Any help is welcome...

Thanks,

Panard

----------

## blubbi

I actually don't use postgrey but sqlgrey.

( http://gentoo-wiki.com/HOWTO_Email:_A_Complete_Virtual_System_-_GreyListing )

If there is no special reason why you use postgrey, try sqlgrey. Works flawless here.

loggs like this if a mail got greyed out:

sqlgrey: grey: new: 80.121.57.xxx(80.121.57.xxx), xyz@xyz.com -> myuser@mydomain.de

postfix/smtpd[28797]: NOQUEUE: reject: RCPT from xxx.adsl.highway.telekom.at[80.121.57.xxx]: 450 <myuser@mydomain.de>: Recipient address rejected: Greylisted for 5 minutes; from=<xyz@xyz.com> to=<myuser@mydomain.de> proto=SMTP helo=<xyz.adsl.highway.telekom.at>

Then when the mail is send again after the greylist time (5 minutes)

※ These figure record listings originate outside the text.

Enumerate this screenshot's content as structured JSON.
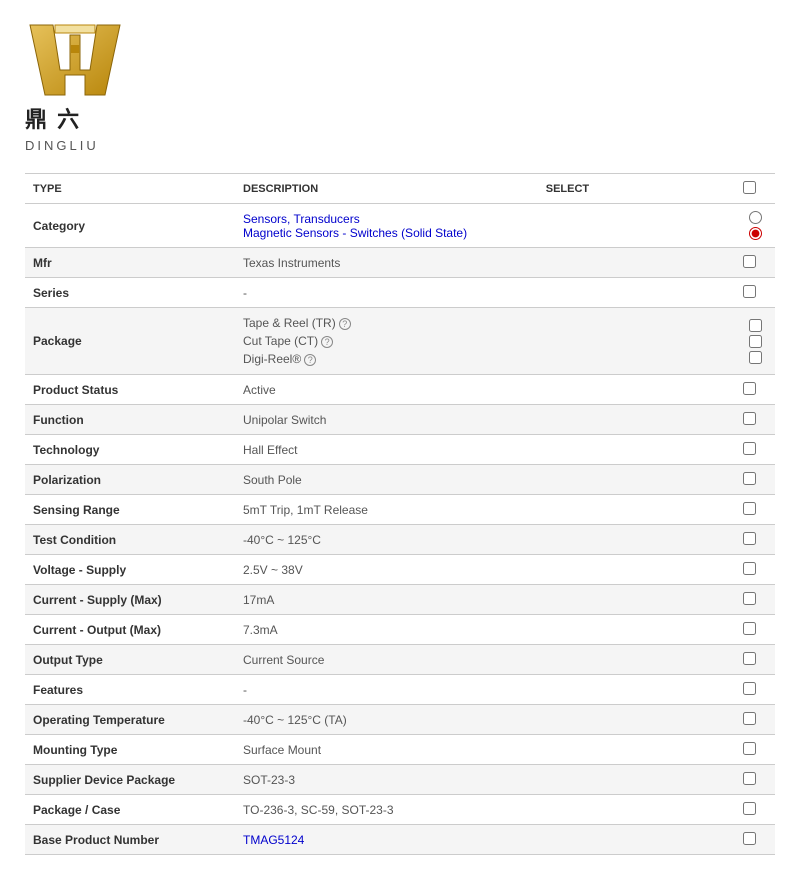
{
  "logo": {
    "brand_name": "DINGLIU",
    "cjk": "鼎 六",
    "colors": {
      "gold_dark": "#b8860b",
      "gold_light": "#e6c15a",
      "cream": "#f2e0a0"
    }
  },
  "headers": {
    "type": "TYPE",
    "description": "DESCRIPTION",
    "select": "SELECT"
  },
  "rows": [
    {
      "type": "Category",
      "desc": "",
      "category_links": [
        "Sensors, Transducers",
        "Magnetic Sensors - Switches (Solid State)"
      ],
      "control": "radio_pair",
      "radio_selected": 1
    },
    {
      "type": "Mfr",
      "desc": "Texas Instruments",
      "control": "checkbox"
    },
    {
      "type": "Series",
      "desc": "-",
      "control": "checkbox"
    },
    {
      "type": "Package",
      "desc": "",
      "package_lines": [
        "Tape & Reel (TR)",
        "Cut Tape (CT)",
        "Digi-Reel®"
      ],
      "control": "check_triple"
    },
    {
      "type": "Product Status",
      "desc": "Active",
      "control": "checkbox"
    },
    {
      "type": "Function",
      "desc": "Unipolar Switch",
      "control": "checkbox"
    },
    {
      "type": "Technology",
      "desc": "Hall Effect",
      "control": "checkbox"
    },
    {
      "type": "Polarization",
      "desc": "South Pole",
      "control": "checkbox"
    },
    {
      "type": "Sensing Range",
      "desc": "5mT Trip, 1mT Release",
      "control": "checkbox"
    },
    {
      "type": "Test Condition",
      "desc": "-40°C ~ 125°C",
      "control": "checkbox"
    },
    {
      "type": "Voltage - Supply",
      "desc": "2.5V ~ 38V",
      "control": "checkbox"
    },
    {
      "type": "Current - Supply (Max)",
      "desc": "17mA",
      "control": "checkbox"
    },
    {
      "type": "Current - Output (Max)",
      "desc": "7.3mA",
      "control": "checkbox"
    },
    {
      "type": "Output Type",
      "desc": "Current Source",
      "control": "checkbox"
    },
    {
      "type": "Features",
      "desc": "-",
      "control": "checkbox"
    },
    {
      "type": "Operating Temperature",
      "desc": "-40°C ~ 125°C (TA)",
      "control": "checkbox"
    },
    {
      "type": "Mounting Type",
      "desc": "Surface Mount",
      "control": "checkbox"
    },
    {
      "type": "Supplier Device Package",
      "desc": "SOT-23-3",
      "control": "checkbox"
    },
    {
      "type": "Package / Case",
      "desc": "TO-236-3, SC-59, SOT-23-3",
      "control": "checkbox"
    },
    {
      "type": "Base Product Number",
      "desc": "",
      "link_text": "TMAG5124",
      "control": "checkbox"
    }
  ],
  "colors": {
    "border": "#ccc",
    "alt_row": "#f5f5f5",
    "link": "#0000cc",
    "radio_fill": "#cc0000"
  }
}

sqlgrey: grey: from awl match: updating 80.121.57.xxx(80.121.57.xxx)

mail-filter/sqlgrey

http://sqlgrey.sourceforge.net/

WebFrontend:

http://www.vanheusden.com/sgwi/

regards

blubbi

----------

## Stever

 *Panard wrote:*   

> Hello,
> 
> I'm tring to setup postgrey (with postfix).
> 
> I followed the instruction, started postgrey, and add given restriction..
> ...

 

That is how it is supposed to work.  There is no delay prompt, the greylist delay is just the minimum delay your mailserver will impose before accepting a message from outside.  Any 4xx reject code is a temporary error, and it is up to the SENDING mailserver to keep retrying at least that long if it wants to get the message through.

If you have a secondary mailserver, then it also needs to be greylisting or the whole idea just doesn't work.

----------